Recently, our program was invited to travel to the Château De Portals Strasbourg in France and attend the Castle Talk Symposium on The Conflict and Cooperation at EU Borders: Open or Closed Borders.
Our program had the opportunity to not only attend but also present our ideas on migration and/or repatriation to discuss what options the European Union currently has as well as participate on the discussion board at the conclusion of each presentation.
Over the course of the 2-day symposium, we had the exposure to network with European Union representatives as well as master students and professionals currently conducting in-depth research on this topic.
My presentation focused on what Germany, as a member of the European Union, could do to properly address this crisis.
Germany is the most applied to country for refugees coming into Europe. These refugees are skilled, talented, and educated yet simply left immobile in underserviced refugee camps. The negative dialogue coming from the citizens of Germany is that these refugees are an immediate burden to their environment socially, politically, and even more so economically. What needs to be clarified is whether this dialogue is rhetoric or if the citizen’s concerns are supported by hard evidence from reputable sources. Perhaps, instead of seeing these refugees as a burden, we need to see this massive increase of people as an opportunity.
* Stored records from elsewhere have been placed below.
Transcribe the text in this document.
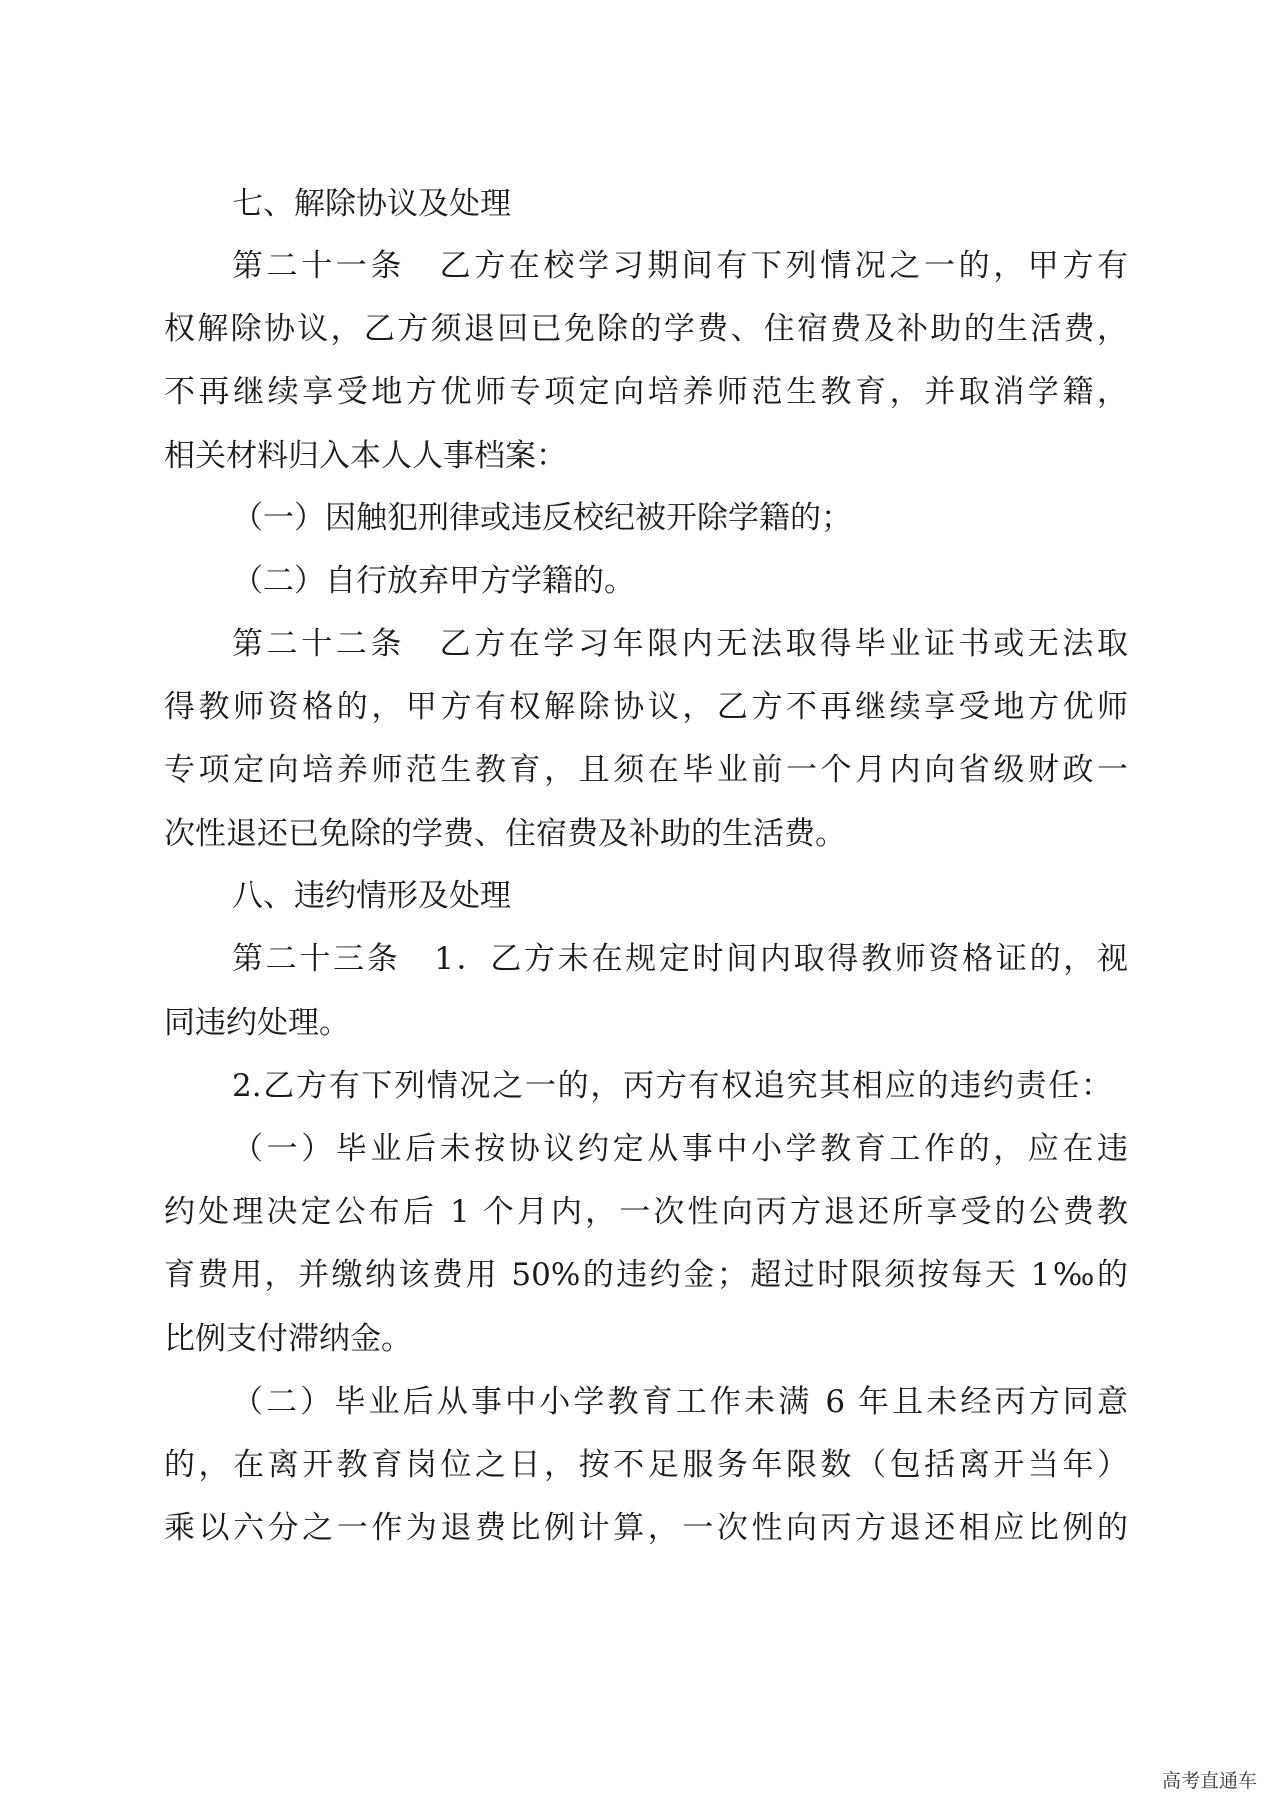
七、解除协议及处理
第二十一条　乙方在校学习期间有下列情况之一的，甲方有
权解除协议，乙方须退回已免除的学费、住宿费及补助的生活费，
不再继续享受地方优师专项定向培养师范生教育，并取消学籍，
相关材料归入本人人事档案：
（一）因触犯刑律或违反校纪被开除学籍的；
（二）自行放弃甲方学籍的。
第二十二条　乙方在学习年限内无法取得毕业证书或无法取
得教师资格的，甲方有权解除协议，乙方不再继续享受地方优师
专项定向培养师范生教育，且须在毕业前一个月内向省级财政一
次性退还已免除的学费、住宿费及补助的生活费。
八、违约情形及处理
第二十三条　1．乙方未在规定时间内取得教师资格证的，视
同违约处理。
2.乙方有下列情况之一的，丙方有权追究其相应的违约责任：
（一）毕业后未按协议约定从事中小学教育工作的，应在违
约处理决定公布后 1 个月内，一次性向丙方退还所享受的公费教
育费用，并缴纳该费用 50%的违约金；超过时限须按每天 1‰的
比例支付滞纳金。
（二）毕业后从事中小学教育工作未满 6 年且未经丙方同意
的，在离开教育岗位之日，按不足服务年限数（包括离开当年）
乘以六分之一作为退费比例计算，一次性向丙方退还相应比例的
高考直通车
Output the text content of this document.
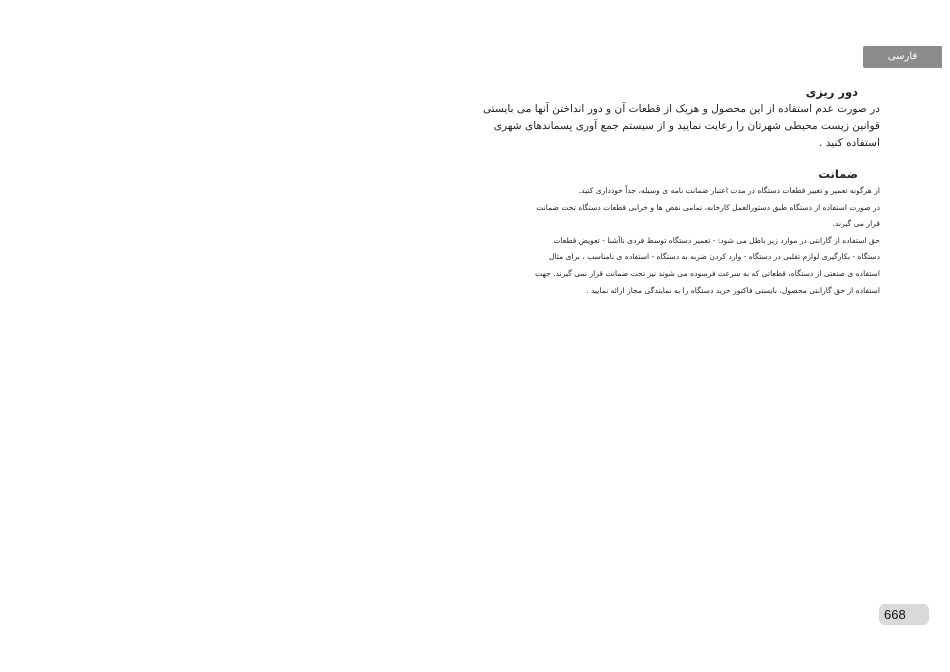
فارسی
دور ریزی

در صورت عدم استفاده از این محصول و هریک از قطعات آن و دور انداختن آنها می بایستی
قوانین زیست محیطی شهرتان را رعایت نمایید و از سیستم جمع آوری پسماندهای شهری
استفاده کنید .

ضمانت

از هرگونه تعمیر و تغییر قطعات دستگاه در مدت اعتبار ضمانت نامه ی وسیله، جداً خودداری کنید.
در صورت استفاده از دستگاه طبق دستورالعمل کارخانه، تمامی نقص ها و خرابی قطعات دستگاه تحت ضمانت
قرار می گیرند.
حق استفاده از گارانتی در موارد زیر باطل می شود: - تعمیر دستگاه توسط فردی ناآشنا - تعویض قطعات
دستگاه - بکارگیری لوازم تقلبی در دستگاه - وارد کردن ضربه به دستگاه - استفاده ی نامناسب ، برای مثال
استفاده ی صنعتی از دستگاه، قطعاتی که به سرعت فرسوده می شوند نیز تحت ضمانت قرار نمی گیرند. جهت
استفاده از حق گارانتی محصول، بایستی فاکتور خرید دستگاه را به نمایندگی مجاز ارائه نمایید .

668
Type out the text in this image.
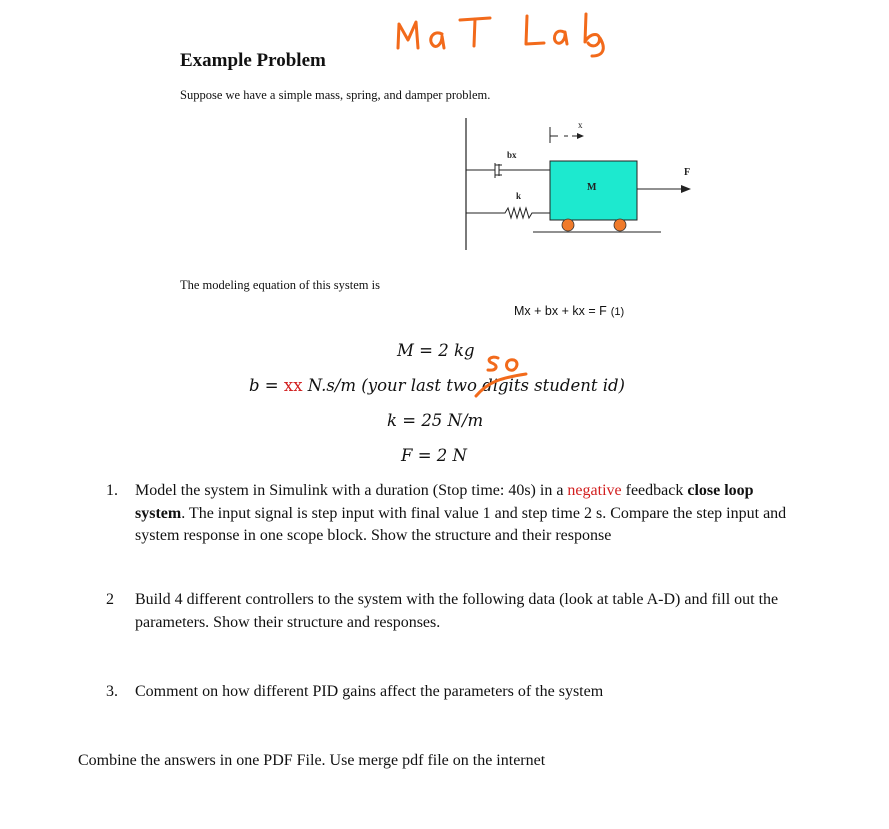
Example Problem
Suppose we have a simple mass, spring, and damper problem.
x
bx
k
M
F
The modeling equation of this system is
Mx + bx + kx = F (1)
M = 2 kg
b = xx N.s/m (your last two digits student id)
k = 25 N/m
F = 2 N
1. Model the system in Simulink with a duration (Stop time: 40s) in a negative feedback close loop system. The input signal is step input with final value 1 and step time 2 s. Compare the step input and system response in one scope block. Show the structure and their response
2 Build 4 different controllers to the system with the following data (look at table A-D) and fill out the parameters. Show their structure and responses.
3. Comment on how different PID gains affect the parameters of the system
Combine the answers in one PDF File. Use merge pdf file on the internet
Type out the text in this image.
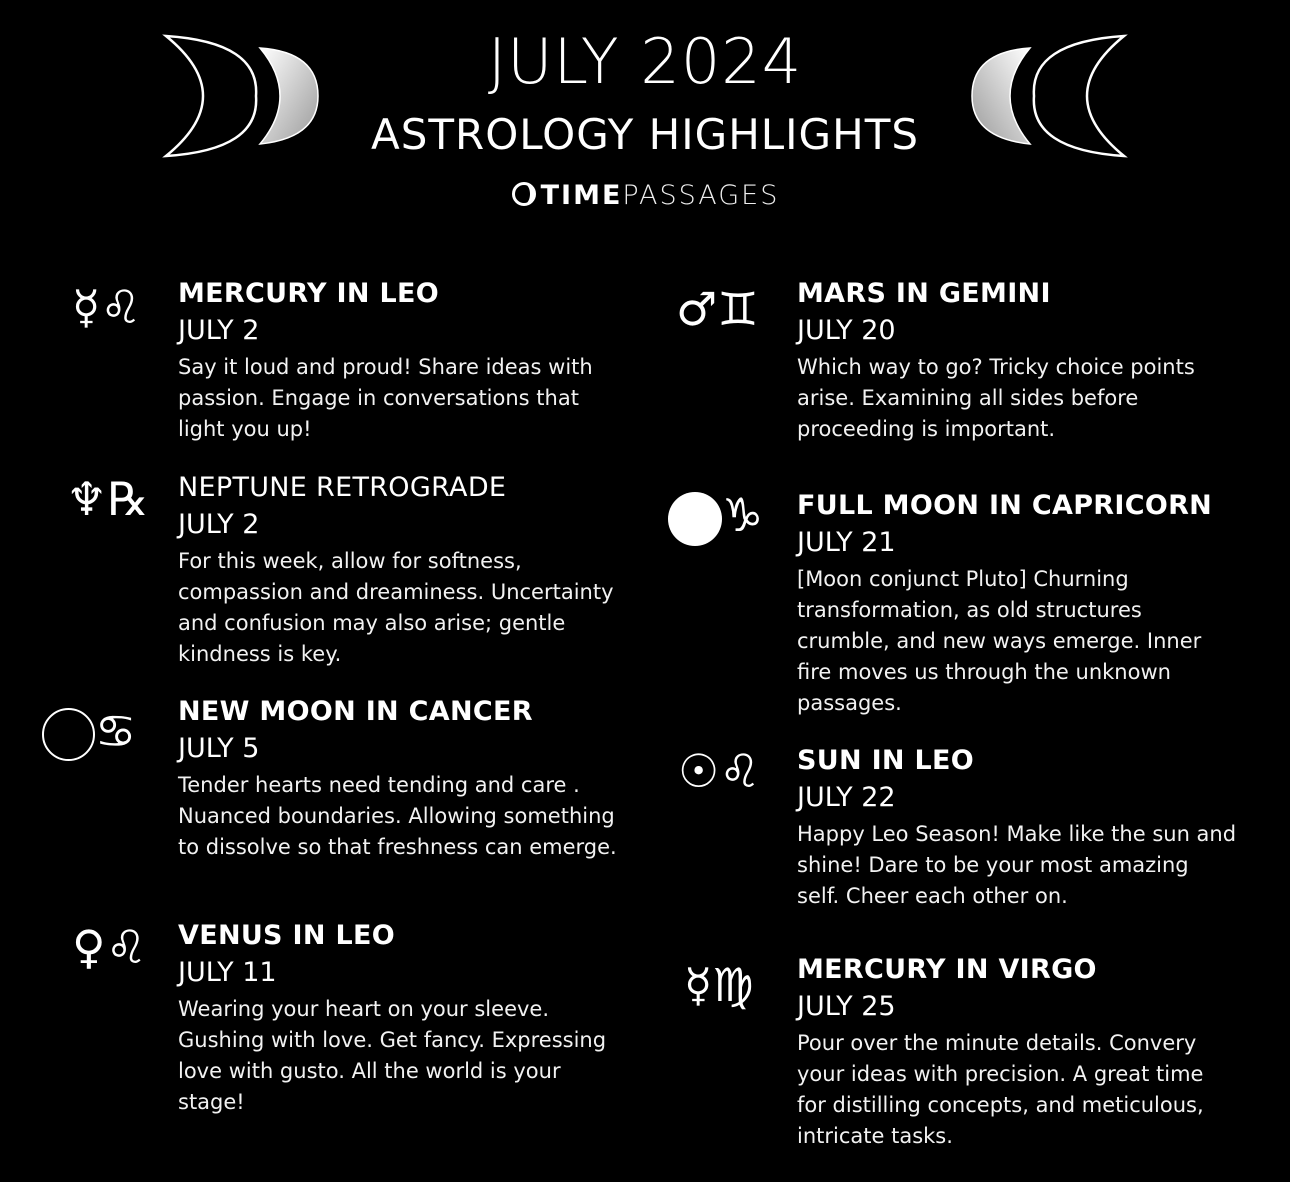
JULY 2024
ASTROLOGY HIGHLIGHTS
TIMEPASSAGES
☿♌︎ MERCURY IN LEO
JULY 2
Say it loud and proud! Share ideas with passion. Engage in conversations that light you up!
♆℞ NEPTUNE RETROGRADE
JULY 2
For this week, allow for softness, compassion and dreaminess. Uncertainty and confusion may also arise; gentle kindness is key.
♋︎ NEW MOON IN CANCER
JULY 5
Tender hearts need tending and care . Nuanced boundaries. Allowing something to dissolve so that freshness can emerge.
♀♌︎ VENUS IN LEO
JULY 11
Wearing your heart on your sleeve. Gushing with love. Get fancy. Expressing love with gusto. All the world is your stage!
♂♊︎ MARS IN GEMINI
JULY 20
Which way to go? Tricky choice points arise. Examining all sides before proceeding is important.
♑︎ FULL MOON IN CAPRICORN
JULY 21
[Moon conjunct Pluto] Churning transformation, as old structures crumble, and new ways emerge. Inner fire moves us through the unknown passages.
☉♌︎ SUN IN LEO
JULY 22
Happy Leo Season! Make like the sun and shine! Dare to be your most amazing self. Cheer each other on.
☿♍︎ MERCURY IN VIRGO
JULY 25
Pour over the minute details. Convery your ideas with precision. A great time for distilling concepts, and meticulous, intricate tasks.
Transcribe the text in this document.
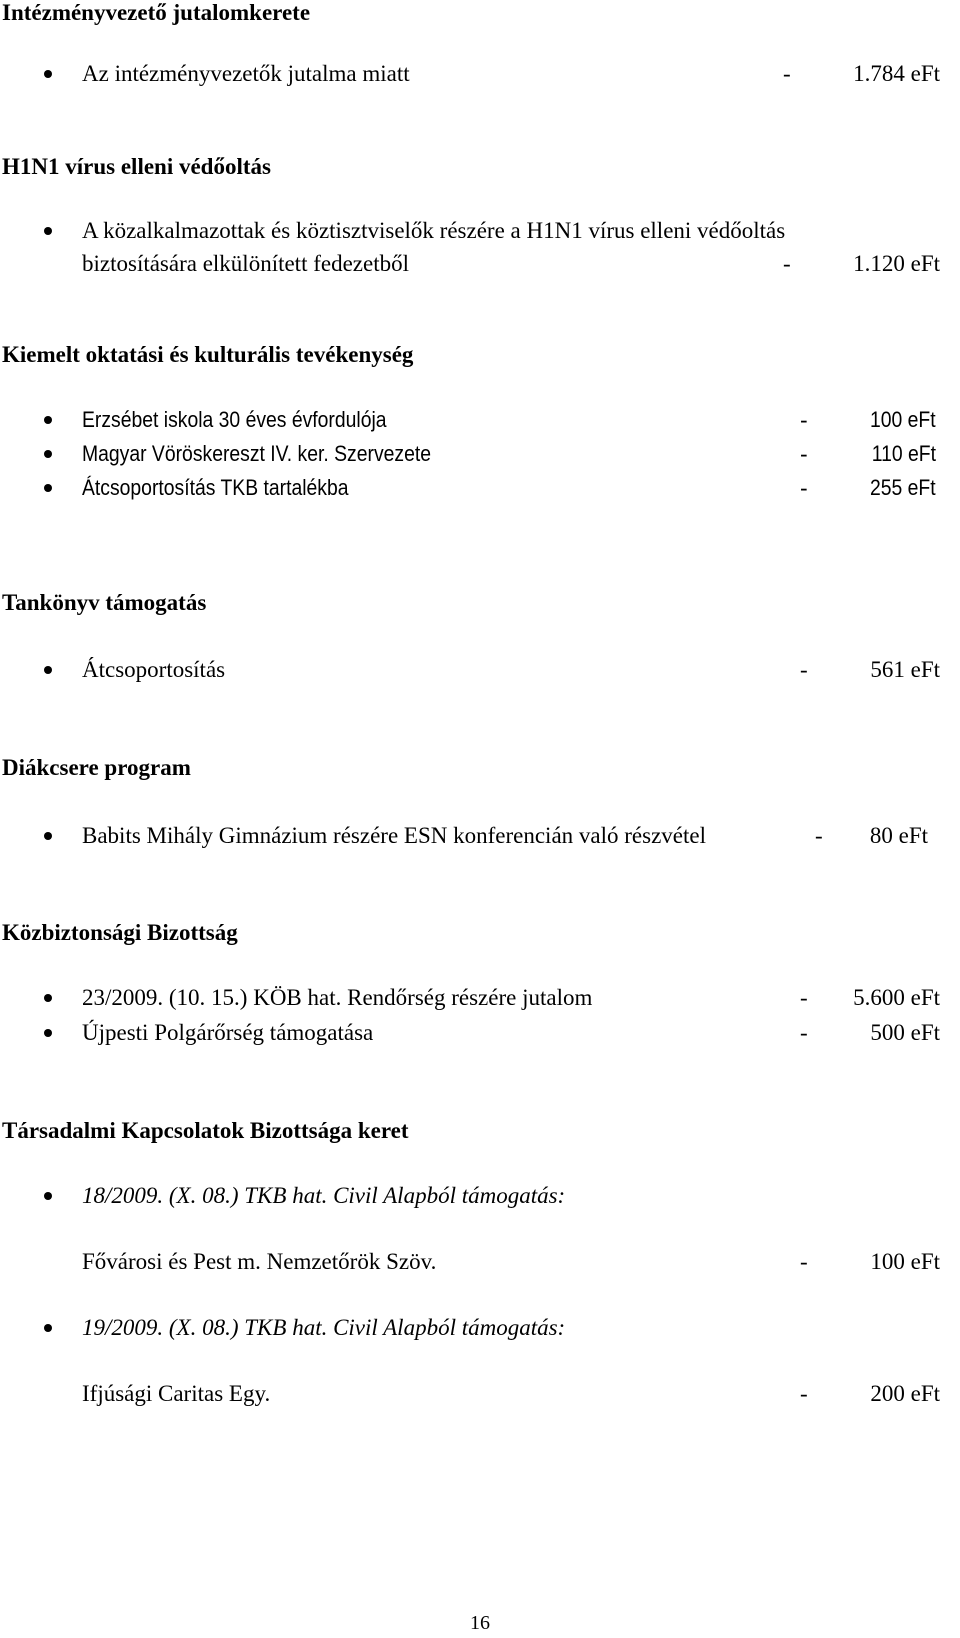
Intézményvezető jutalomkerete
Az intézményvezetők jutalma miatt	-	1.784 eFt
H1N1 vírus elleni védőoltás
A közalkalmazottak és köztisztviselők részére a H1N1 vírus elleni védőoltás
biztosítására elkülönített fedezetből	-	1.120 eFt
Kiemelt oktatási és kulturális tevékenység
Erzsébet iskola 30 éves évfordulója	-	100 eFt
Magyar Vöröskereszt IV. ker. Szervezete	-	110 eFt
Átcsoportosítás TKB tartalékba	-	255 eFt
Tankönyv támogatás
Átcsoportosítás	-	561 eFt
Diákcsere program
Babits Mihály Gimnázium részére ESN konferencián való részvétel	- 80 eFt
Közbiztonsági Bizottság
23/2009. (10. 15.) KÖB hat. Rendőrség részére jutalom	- 5.600 eFt
Újpesti Polgárőrség támogatása	-	500 eFt
Társadalmi Kapcsolatok Bizottsága keret
18/2009. (X. 08.) TKB hat. Civil Alapból támogatás:
Fővárosi és Pest m. Nemzetőrök Szöv.	-	100 eFt
19/2009. (X. 08.) TKB hat. Civil Alapból támogatás:
Ifjúsági Caritas Egy.	-	200 eFt
16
The International Monetary Fund (IMF) performed a study showing very little increase in the German GDP and stressed the importance of refugees having the ability to get to work as soon as they arrive and are granted asylum in the country. By offering low-level jobs to these refugees, the Oxford University Study then saw low-level native workers being forced into higher paying jobs, raising the annual labor output and actually improving the economy. That being said, for this to continue, the German government will need to be willing to assist these refugees in their asylum-seeking process and make changes to policies to offer them greater opportunities for sustainability in the working environment.
In addition to changing the dialogue and offering these migrants employment opportunities, it is important to reach the worried citizens on a local level. The Camp Poxdorf Case Study proves that community involvement only created a more positive environment and encouraged refugee integration into the local communities. Thus, the camp stressed the importance of hosting community engaging cultural and holiday events. Through these gatherings, the community was able to connect with these refugees on a personal level and, in turn, changed the way their community accepted and integrated refugees into their society.
It is quite simple to understand the main ideas that need to be stressed during this refugee crisis. From an optimistic standpoint, it is important to change the dialogue that the media uses to portray these displaced people, create opportunities and give them hope for the future, and finally find ways to support their integration into the new and foreign community and lifestyle in Germany.
Through our presentation and discussions, we received feedback on our style, content, and even answered follow-up questions from members of the European Parliament, professors from around the globe, and master students studying in France.
This symposium was a very rewarding experience that encouraged us, as students, to research and present our synopsis and suggestions of the recent refugee crisis facing the European Union borders.